On the fiscal side, meanwhile, government support has largely been confined to rhetoric so far. However, that has recently begun to shift. At the annual meeting of China’s rubber-stamp parliament, premier Li Qiang announced issuance of 1 trillion renminbi ($139bn) of ultra-long-term special treasury bonds to bridge funding shortages and advance major projects. However, there were no specific details of how the proceeds will be used. And whilst announcing the issuance, Li told all levels of government they would ‘have to keep their belts tightened’ – indicating no wholesale move to throw money at the problem.

Beijing is right to tread cautiously. It does not have unlimited fiscal room and the Chinese economy needs to deleverage – not risk adding more unproductive liabilities with potentially unproductive investments. The shift from an infrastructure and property-driven model, aiming at simply maximising headline GDP growth figures, is appropriate at China’s current stage of development. Nonetheless, the pressure on policymakers to reinvigorate animal spirits is real – including to support equity markets. Approximately 200mn Chinese people own stocks – principally the urban middle classes. This is a constituency the Chinese Communist Party can ill afford to alienate. Beijing is sensitive to the need to boost stocks off their current lows.

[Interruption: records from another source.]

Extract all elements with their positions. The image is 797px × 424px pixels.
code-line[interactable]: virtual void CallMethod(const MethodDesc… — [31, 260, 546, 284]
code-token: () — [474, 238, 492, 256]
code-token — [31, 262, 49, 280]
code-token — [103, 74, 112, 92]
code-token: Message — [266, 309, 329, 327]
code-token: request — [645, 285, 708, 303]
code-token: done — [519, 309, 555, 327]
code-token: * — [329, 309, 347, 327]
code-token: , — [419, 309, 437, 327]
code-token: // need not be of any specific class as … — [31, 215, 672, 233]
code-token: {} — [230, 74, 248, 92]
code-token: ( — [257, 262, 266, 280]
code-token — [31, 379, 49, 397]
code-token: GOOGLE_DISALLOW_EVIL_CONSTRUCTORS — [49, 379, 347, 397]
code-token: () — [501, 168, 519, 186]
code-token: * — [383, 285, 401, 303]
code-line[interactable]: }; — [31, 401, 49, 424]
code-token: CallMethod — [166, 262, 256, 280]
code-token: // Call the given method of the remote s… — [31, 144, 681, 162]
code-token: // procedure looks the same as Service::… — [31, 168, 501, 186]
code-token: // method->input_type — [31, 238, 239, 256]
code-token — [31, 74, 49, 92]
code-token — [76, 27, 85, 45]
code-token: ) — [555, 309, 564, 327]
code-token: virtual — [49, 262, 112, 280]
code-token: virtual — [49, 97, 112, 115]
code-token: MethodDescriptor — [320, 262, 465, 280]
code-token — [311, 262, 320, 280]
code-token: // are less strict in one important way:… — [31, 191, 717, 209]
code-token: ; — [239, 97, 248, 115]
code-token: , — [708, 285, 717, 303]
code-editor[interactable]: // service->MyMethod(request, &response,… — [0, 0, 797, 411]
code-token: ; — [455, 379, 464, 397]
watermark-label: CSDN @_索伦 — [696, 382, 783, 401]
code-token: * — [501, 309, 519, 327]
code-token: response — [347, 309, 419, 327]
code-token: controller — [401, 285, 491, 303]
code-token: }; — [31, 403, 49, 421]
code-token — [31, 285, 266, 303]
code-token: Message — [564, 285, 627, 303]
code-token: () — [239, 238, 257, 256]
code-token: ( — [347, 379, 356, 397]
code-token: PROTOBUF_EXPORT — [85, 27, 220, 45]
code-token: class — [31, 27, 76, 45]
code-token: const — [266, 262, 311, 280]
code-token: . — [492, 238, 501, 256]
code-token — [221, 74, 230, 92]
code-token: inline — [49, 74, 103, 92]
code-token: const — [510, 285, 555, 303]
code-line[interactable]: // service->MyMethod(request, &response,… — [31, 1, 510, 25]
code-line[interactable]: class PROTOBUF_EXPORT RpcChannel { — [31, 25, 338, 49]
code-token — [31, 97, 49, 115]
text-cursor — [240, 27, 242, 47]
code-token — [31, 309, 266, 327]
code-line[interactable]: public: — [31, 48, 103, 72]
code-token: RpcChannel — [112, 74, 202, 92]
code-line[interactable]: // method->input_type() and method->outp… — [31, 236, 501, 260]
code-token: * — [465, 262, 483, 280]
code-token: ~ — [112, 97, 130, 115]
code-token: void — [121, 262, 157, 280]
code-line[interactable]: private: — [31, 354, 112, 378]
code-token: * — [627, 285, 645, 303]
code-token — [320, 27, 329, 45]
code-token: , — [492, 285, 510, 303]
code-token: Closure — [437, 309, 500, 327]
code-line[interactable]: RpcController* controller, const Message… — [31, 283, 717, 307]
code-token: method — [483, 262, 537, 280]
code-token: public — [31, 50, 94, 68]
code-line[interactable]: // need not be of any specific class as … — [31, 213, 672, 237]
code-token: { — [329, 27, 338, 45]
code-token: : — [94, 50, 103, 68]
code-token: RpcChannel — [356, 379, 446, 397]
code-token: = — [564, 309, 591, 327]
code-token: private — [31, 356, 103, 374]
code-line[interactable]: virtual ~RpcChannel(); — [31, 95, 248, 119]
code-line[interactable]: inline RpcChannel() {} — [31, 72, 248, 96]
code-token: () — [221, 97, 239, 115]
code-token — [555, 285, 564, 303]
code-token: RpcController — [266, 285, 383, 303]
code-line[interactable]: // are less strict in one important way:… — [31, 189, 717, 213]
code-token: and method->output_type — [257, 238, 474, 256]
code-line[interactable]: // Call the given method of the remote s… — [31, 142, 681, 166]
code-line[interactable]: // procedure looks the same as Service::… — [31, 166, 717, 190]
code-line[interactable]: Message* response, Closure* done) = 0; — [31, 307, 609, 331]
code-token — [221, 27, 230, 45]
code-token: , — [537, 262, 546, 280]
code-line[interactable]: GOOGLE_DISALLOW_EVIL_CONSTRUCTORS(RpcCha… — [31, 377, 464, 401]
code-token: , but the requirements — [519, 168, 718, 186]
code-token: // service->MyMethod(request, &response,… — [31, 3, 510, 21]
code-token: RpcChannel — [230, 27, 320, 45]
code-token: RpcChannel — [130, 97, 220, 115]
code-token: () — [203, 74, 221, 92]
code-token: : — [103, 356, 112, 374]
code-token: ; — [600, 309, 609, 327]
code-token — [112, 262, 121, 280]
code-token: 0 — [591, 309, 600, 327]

At the very least, policymakers are determined to put a floor under Chinese equities. Since the Lunar New Year holiday, Beijing has deployed the so-called ‘National Team’ of state-owned financial entities to buy up Chinese stocks. The result has been a +13% rally for the CSI 300 from February’s low point.

The Chinese economy retains real strengths. Deeply discounted Chinese stocks may offer a convex opportunity.

For now, Chinese stocks at deeply depressed valuations represent a tactical opportunity. Booming AI champion NVIDIA’s market cap now exceeds that of all Hong Kong-listed Chinese H-Shares – hardly commensurate with the scale and potential of the world’s second-largest economy, even as it struggles with a notch down in its growth. Policymakers are looking to reorientate the economy away from the GDP-gains-at-all-costs approach of earlier eras and now emphasise ‘high-quality development’, with a greater emphasis on higher tech, future leading industries, and national economic security. It is not clear that they have a comprehensive plan to deliver on all this – and the current transition is creating uncertainty.

But the Chinese economy retains real strengths, that also spill into its equity markets. Chinese players are increasingly clear leaders in electric vehicles, batteries and other clean tech – all areas with strong global demand runways. Some in the Chinese internet space – hit hard in recent years – are finding international success, such as Schein and Pinduoduo (through its global platform, Temu). Domestic consumer demand may be muted but the recent Lunar New Year holiday saw it trending up, and Chinese consumers sit on large savings piles. They also increasingly favour homegrown brands, meaning domestic equities are the best place to gain exposure to a recovery of animal spirits. Chinese shares have plumbed similar valuation depths on four previous occasions in the last 20 years. On each occasion they benefited from strong tactical recoveries, generating between +39% and +88% of equity returns from trough to peak. Downside risks remain; for example, China policy may become a political football in the approaching US presidential election. But geopolitical headwinds are already heavily priced in. With expectations now so low, the opportunity looks convex.